Bundan birkaç yıl önce “susuzluk”, “küresel ısınma”, “çevresel faktörler” gibi konular tartışılmaya başlandığında dikkatler başka yerlere çevrilirdi.
Oysa dönemin ABD Başkanı Bill Clinton, milenyum konuşmasında siyasi, ekonomik konular yerine bu tür başlıklara daha fazla ağırlık vermişti. Elbette okundu ve geçildi.
Bilim adamları yaklaşan tehlikenin farkındaydı ama bizlerin olayı ciddiye almamız suların akmamasıyla, elektriklerimizin kesilmesiyle oldu. Vatandaşın tepkisi aslında bu kadar basittir.
Tabii ki bu işin sonuna yaklaşıldığının, önlem alınmaması halinde durumun daha da kötüleşeceğinin habercisidir.
Gerçekten de sonuçlar bizim beklediğimizin de ötesinde kötü gözüküyor.
Su kaynaklarımız azalıyor, iklimlerde büyük değişikler meydana geliyor, artan enerji ihtiyacımıza göre yeni yatırımlar yapmamız gerekiyor. Daha da önemlisi bu projelerin çevreye duyarlı olması isteniyor.
Beş, altı yıl önce şirketlerin bu konudaki adımları birer fantezi olarak görülürdü. Şimdi sevinerek görüyorum ki; bir takım adımlar atılıyor.
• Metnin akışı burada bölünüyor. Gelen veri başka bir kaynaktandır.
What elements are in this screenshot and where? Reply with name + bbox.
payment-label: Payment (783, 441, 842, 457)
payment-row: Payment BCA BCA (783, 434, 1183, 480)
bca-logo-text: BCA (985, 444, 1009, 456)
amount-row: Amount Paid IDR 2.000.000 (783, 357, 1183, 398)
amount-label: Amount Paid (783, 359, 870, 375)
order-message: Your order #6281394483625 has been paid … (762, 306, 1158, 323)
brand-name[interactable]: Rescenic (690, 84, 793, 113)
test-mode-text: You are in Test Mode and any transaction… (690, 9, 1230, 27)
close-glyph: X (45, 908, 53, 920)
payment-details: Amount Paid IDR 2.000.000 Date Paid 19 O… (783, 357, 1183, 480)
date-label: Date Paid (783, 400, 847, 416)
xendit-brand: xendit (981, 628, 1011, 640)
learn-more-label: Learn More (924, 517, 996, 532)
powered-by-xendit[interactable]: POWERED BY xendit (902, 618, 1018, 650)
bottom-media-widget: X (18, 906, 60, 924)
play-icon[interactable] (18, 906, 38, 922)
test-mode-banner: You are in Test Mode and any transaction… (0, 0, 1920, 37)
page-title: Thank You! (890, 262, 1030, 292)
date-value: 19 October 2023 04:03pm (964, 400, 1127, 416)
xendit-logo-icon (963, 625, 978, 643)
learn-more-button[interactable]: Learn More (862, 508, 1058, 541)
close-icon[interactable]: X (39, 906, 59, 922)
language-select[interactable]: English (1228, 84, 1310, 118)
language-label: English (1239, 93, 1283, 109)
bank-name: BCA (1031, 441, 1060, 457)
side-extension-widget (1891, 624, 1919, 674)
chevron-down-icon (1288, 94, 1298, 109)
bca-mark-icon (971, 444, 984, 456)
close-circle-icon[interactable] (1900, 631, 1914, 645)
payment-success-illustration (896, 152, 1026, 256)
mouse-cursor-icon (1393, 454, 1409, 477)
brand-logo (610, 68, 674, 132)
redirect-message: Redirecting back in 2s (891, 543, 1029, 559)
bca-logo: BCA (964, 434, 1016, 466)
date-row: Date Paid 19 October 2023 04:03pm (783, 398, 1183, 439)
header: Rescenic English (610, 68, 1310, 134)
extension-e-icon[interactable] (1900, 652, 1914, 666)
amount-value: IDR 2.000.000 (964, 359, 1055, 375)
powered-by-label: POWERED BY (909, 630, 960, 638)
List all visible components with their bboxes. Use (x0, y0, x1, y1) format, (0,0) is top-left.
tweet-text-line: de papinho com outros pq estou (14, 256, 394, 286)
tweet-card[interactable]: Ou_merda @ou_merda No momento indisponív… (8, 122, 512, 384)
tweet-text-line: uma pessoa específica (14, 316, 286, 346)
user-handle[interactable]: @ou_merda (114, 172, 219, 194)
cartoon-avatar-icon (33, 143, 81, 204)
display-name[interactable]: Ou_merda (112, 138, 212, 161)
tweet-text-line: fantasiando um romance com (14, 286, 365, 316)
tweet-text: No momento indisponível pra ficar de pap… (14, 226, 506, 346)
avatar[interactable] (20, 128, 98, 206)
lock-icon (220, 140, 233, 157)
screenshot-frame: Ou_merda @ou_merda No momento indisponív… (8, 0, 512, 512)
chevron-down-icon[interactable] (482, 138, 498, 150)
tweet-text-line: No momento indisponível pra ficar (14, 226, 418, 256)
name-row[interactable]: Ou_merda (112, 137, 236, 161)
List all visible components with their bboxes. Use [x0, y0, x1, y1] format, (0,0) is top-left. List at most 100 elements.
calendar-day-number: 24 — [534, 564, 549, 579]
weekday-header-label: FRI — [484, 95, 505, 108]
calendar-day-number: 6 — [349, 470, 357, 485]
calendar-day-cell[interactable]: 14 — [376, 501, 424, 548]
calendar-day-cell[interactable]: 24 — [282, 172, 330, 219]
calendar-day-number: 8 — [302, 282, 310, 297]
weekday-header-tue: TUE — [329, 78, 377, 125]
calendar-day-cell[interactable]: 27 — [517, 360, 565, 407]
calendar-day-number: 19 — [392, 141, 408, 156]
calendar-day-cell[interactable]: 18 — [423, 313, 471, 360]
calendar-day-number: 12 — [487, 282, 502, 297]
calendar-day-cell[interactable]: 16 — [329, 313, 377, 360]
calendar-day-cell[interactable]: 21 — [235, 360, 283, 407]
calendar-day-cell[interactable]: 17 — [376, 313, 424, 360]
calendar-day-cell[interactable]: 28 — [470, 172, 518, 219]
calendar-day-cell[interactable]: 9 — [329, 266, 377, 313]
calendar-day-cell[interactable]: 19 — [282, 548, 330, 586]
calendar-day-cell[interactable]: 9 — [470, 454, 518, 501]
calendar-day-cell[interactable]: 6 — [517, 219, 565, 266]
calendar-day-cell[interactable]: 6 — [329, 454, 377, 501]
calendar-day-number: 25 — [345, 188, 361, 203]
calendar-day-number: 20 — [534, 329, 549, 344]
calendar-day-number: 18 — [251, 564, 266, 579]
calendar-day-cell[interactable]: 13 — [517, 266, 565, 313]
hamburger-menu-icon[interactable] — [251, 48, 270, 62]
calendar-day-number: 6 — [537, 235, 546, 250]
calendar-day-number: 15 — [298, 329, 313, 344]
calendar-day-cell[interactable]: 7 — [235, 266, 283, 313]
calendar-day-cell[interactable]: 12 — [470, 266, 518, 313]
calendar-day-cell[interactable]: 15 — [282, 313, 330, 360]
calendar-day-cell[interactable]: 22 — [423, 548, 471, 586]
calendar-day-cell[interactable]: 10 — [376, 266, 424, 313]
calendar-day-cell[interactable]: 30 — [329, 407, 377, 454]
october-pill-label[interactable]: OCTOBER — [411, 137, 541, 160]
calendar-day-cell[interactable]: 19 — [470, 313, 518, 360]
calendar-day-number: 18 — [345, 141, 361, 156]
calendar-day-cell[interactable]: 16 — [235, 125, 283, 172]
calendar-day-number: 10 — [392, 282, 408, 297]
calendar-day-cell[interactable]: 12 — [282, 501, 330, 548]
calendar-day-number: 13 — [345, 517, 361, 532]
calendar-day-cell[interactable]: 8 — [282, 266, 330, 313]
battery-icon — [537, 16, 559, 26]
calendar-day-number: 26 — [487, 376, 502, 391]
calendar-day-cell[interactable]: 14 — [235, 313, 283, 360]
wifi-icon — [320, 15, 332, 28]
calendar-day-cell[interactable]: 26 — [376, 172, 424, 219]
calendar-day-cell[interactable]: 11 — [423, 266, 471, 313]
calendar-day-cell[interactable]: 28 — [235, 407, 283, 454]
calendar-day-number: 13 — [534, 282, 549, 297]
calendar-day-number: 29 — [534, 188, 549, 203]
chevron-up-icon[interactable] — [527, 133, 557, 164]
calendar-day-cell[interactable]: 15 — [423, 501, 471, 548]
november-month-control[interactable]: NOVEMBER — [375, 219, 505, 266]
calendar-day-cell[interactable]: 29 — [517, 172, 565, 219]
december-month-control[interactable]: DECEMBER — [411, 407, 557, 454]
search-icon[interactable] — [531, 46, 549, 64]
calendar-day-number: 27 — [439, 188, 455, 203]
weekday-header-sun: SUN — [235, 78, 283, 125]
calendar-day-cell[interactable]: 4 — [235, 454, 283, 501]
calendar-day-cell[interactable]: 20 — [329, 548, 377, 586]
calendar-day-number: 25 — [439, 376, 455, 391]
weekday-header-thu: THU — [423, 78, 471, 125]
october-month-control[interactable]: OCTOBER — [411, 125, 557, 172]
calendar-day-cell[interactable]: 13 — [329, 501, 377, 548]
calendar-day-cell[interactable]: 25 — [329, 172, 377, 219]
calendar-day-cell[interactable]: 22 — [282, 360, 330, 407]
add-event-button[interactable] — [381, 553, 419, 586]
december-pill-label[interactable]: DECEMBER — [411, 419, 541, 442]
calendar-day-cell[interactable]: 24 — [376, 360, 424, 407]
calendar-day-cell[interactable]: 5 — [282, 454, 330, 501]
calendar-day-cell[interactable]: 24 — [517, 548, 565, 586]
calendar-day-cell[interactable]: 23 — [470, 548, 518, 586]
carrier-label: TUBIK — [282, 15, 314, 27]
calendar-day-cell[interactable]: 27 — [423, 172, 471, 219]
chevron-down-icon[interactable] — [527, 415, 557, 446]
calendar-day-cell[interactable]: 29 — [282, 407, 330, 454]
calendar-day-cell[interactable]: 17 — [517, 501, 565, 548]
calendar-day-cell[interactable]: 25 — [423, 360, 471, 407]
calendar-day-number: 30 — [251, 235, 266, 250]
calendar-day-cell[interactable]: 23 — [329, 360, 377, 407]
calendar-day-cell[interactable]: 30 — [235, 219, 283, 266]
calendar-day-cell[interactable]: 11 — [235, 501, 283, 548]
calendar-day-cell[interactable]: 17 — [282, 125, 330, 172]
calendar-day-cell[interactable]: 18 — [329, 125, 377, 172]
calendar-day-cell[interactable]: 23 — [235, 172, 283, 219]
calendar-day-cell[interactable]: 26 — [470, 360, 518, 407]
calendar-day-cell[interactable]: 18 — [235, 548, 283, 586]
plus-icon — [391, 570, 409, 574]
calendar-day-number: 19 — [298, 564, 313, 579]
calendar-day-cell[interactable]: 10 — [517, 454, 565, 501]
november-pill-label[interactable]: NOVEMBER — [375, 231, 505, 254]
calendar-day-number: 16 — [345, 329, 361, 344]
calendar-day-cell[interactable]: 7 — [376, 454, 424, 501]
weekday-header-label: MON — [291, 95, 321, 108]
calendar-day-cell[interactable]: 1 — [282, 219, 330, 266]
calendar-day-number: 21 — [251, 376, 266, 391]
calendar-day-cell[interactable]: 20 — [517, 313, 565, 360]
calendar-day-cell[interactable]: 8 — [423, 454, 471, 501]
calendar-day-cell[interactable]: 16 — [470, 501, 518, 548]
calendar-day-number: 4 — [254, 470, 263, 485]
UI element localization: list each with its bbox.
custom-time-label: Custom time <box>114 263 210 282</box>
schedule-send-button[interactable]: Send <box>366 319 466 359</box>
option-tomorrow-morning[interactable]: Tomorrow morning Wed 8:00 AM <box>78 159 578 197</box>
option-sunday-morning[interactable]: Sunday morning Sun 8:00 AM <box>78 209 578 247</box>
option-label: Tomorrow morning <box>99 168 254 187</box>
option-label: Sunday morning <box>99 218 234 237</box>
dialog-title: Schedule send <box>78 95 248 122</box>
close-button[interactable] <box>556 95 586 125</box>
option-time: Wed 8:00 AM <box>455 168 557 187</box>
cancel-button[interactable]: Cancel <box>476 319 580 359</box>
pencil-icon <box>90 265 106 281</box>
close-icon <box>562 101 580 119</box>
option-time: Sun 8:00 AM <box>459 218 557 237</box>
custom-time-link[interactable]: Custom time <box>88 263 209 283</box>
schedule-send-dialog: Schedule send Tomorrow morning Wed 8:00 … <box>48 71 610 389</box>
Size bir örnek vermek istiyorum.
Tesco Kipa Hukuk ve Kurumsal İlişkiler Direktörü Yılmaz Attila, bir süredir “yeşil mağazalar” konseptini dile getiriyor ve sektörde öncülük yapmak istediklerini ifade ediyor.
Tesco, farklı alanlardaki projelerini dünyadaki değişik mağazalarında uygulamaya başlamış durumda.
Çok da çarpıcı rakamlara ulaştıklarını söyleyebilirim.
Tesco İngiltere’de mağazalarından kaynaklanan karbon emisyonunu 2020 yılına kadar yüzde 50 oranında azaltmayı hedeflemiş, hatta taahhüt etmiş.
Dağıtım merkezleri arası nakliyatta, Express trenler kullanılmaya başlanmış.
Bunları önemli adımlar olarak görüyorum.
Yine geleceğin çevreyle dost teknoloji ürünlerini geliştirme amacıyla, “Sürdürülebilir Teknoloji Fonu” oluşturulmuş.
Türkiye’de de Garanti ve İş Bankası’nın çevre fonu kurduğunu biliyoruz.
Her ikisi de model olabilecek çalışmalar...
Çek ve Slovak cumhuriyetlerinde; enerji tasarruflu mağazalar sayesinde yüzde 34’lük tasarruf sağlanmış. Dağıtım merkezleri filolarında biodizel kullanılmış.
İrlanda’da; Tesco markalı ürünlerin ambalaj atıklarını 2010 yılına kadar yüzde 25 oranında azaltma planı yapılmış.
Başkent Dublin’de kurulacak olan Combined Heat and Power yani doğalgaz kaynaklı elektrik ve ısı üretimi istasyonunu kullanan ilk perakendeci olmak istiyorlar.
Güney Kore’de; tasarrufu teşvik etmek amacıyla, düşük enerji kullanımı ve mağazalarda rüzgar tribünü, güneş enerjisi kullanımı başlanmış. “Çocuklar İçin Çevre Programı” gerçekleştirilmiş.
Bu programa şimdiye kadar 25 binin üzerinde çocuk katılmış. Başarılı olan çocuklar, “Yeşil Çocuk Festivali” ne katılma hakkı kazanmış.
Hepsini saymıyorum.
Ama hepsi halkı bilinçlendiren ve daha yaşanabilir bir dünya için insanları yönlendiren önemli sosyal sorumluluk projeleri...
* * *
Yılmaz Attila, benzer konuların Türkiye’de de olacağını söylüyor ve hatta örnek modellerin oluşturulmasını istediklerini söylüyor.
Biliyorsunuz; Orta Avrupa ve Uzakdoğu ülkelerindeki Tesco depolarında kullanılan sistemlerin en iyi çalışan kısımları bir araya getirilerek farklı bir dağıtım merkezi İzmir’de kuruldu.
Sonuçlar sevindirici...
Kağıtsız sistem olarak adlandırılan modelle mağazalardan gelen ürün talebi depo görevlilerinin kollarında takılı bulunan bilgisayara yansıyor ve anında talebe yanıt veriliyor.
Ben bu örneklerin çoğalmasını istiyorum.
Küçük katkılar bir havuzda toplandığında çok önemli bir anlam ifade ediyor.
Bir başka dünyamızın olmadığını hatırlatmak istedim.